Xanthoparmelia diacida

Scientific classification
- Kingdom: Fungi
- Division: Ascomycota
- Class: Lecanoromycetes
- Order: Lecanorales
- Family: Parmeliaceae
- Genus: Xanthoparmelia
- Species: X. diacida
- Binomial name: Xanthoparmelia diacida Hale (1986)

= Xanthoparmelia diacida =

- Authority: Hale (1986)

Species of lichen-forming fungus

Xanthoparmelia diacida is a species of saxicolous (rock-dwelling), foliose lichen in the family Parmeliaceae. Found in Southern Africa, it was formally described as a new species in 1986 by the American lichenologist Mason Hale. The type specimen was collected from Cape Province at an elevation of about 800 m, where it was found growing on a sandstone ridge in high veld.
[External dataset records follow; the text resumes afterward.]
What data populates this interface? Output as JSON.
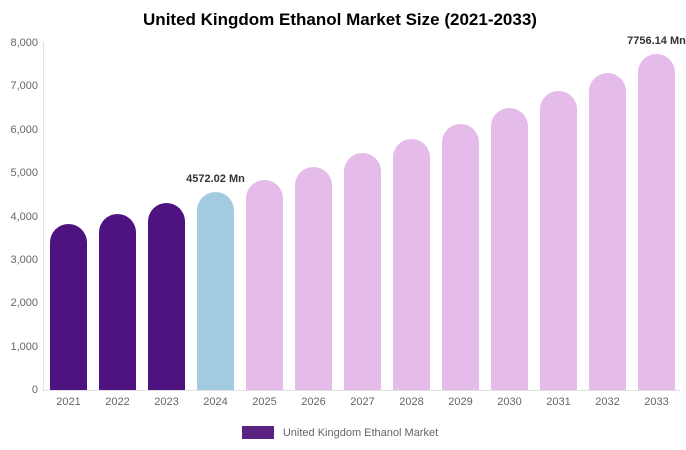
{
  "title": "United Kingdom Ethanol Market Size (2021-2033)",
  "legend": {
    "label": "United Kingdom Ethanol Market"
  },
  "colors": {
    "historical": "#4e1380",
    "highlight": "#a3cbe0",
    "forecast": "#e5bbe9",
    "legend_swatch": "#5b2183",
    "axis_line": "#e2e2e2",
    "tick_text": "#666666",
    "data_label_text": "#333333",
    "title_text": "#000000",
    "background": "#ffffff"
  },
  "chart_data": {
    "type": "bar",
    "title": "United Kingdom Ethanol Market Size (2021-2033)",
    "xlabel": "",
    "ylabel": "",
    "categories": [
      "2021",
      "2022",
      "2023",
      "2024",
      "2025",
      "2026",
      "2027",
      "2028",
      "2029",
      "2030",
      "2031",
      "2032",
      "2033"
    ],
    "values": [
      3832.7,
      4064.9,
      4311.2,
      4572.02,
      4849.0,
      5142.7,
      5454.3,
      5784.7,
      6135.2,
      6506.9,
      6901.1,
      7319.2,
      7756.14
    ],
    "series_name": "United Kingdom Ethanol Market",
    "units": "Mn",
    "ylim": [
      0,
      8000
    ],
    "ytick_step": 1000,
    "ytick_labels": [
      "0",
      "1,000",
      "2,000",
      "3,000",
      "4,000",
      "5,000",
      "6,000",
      "7,000",
      "8,000"
    ],
    "grid": false,
    "legend_position": "bottom",
    "bar_roles": [
      "historical",
      "historical",
      "historical",
      "highlight",
      "forecast",
      "forecast",
      "forecast",
      "forecast",
      "forecast",
      "forecast",
      "forecast",
      "forecast",
      "forecast"
    ],
    "data_labels": [
      {
        "index": 3,
        "text": "4572.02 Mn"
      },
      {
        "index": 12,
        "text": "7756.14 Mn"
      }
    ]
  }
}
It has a bright yellow-green thallus that reaches 5–8 cm in diameter, comprising somewhat irregularly shaped, (overlapping) that are rotund and measure 2–4 mm wide. It contains psoromic acid, protocetraric acid, usnic acid, as well as an unidentified fatty acid and a set of compounds called the "schenckiana" pigments (referring to chemical similarity to Xanthoparmelia schenkiana).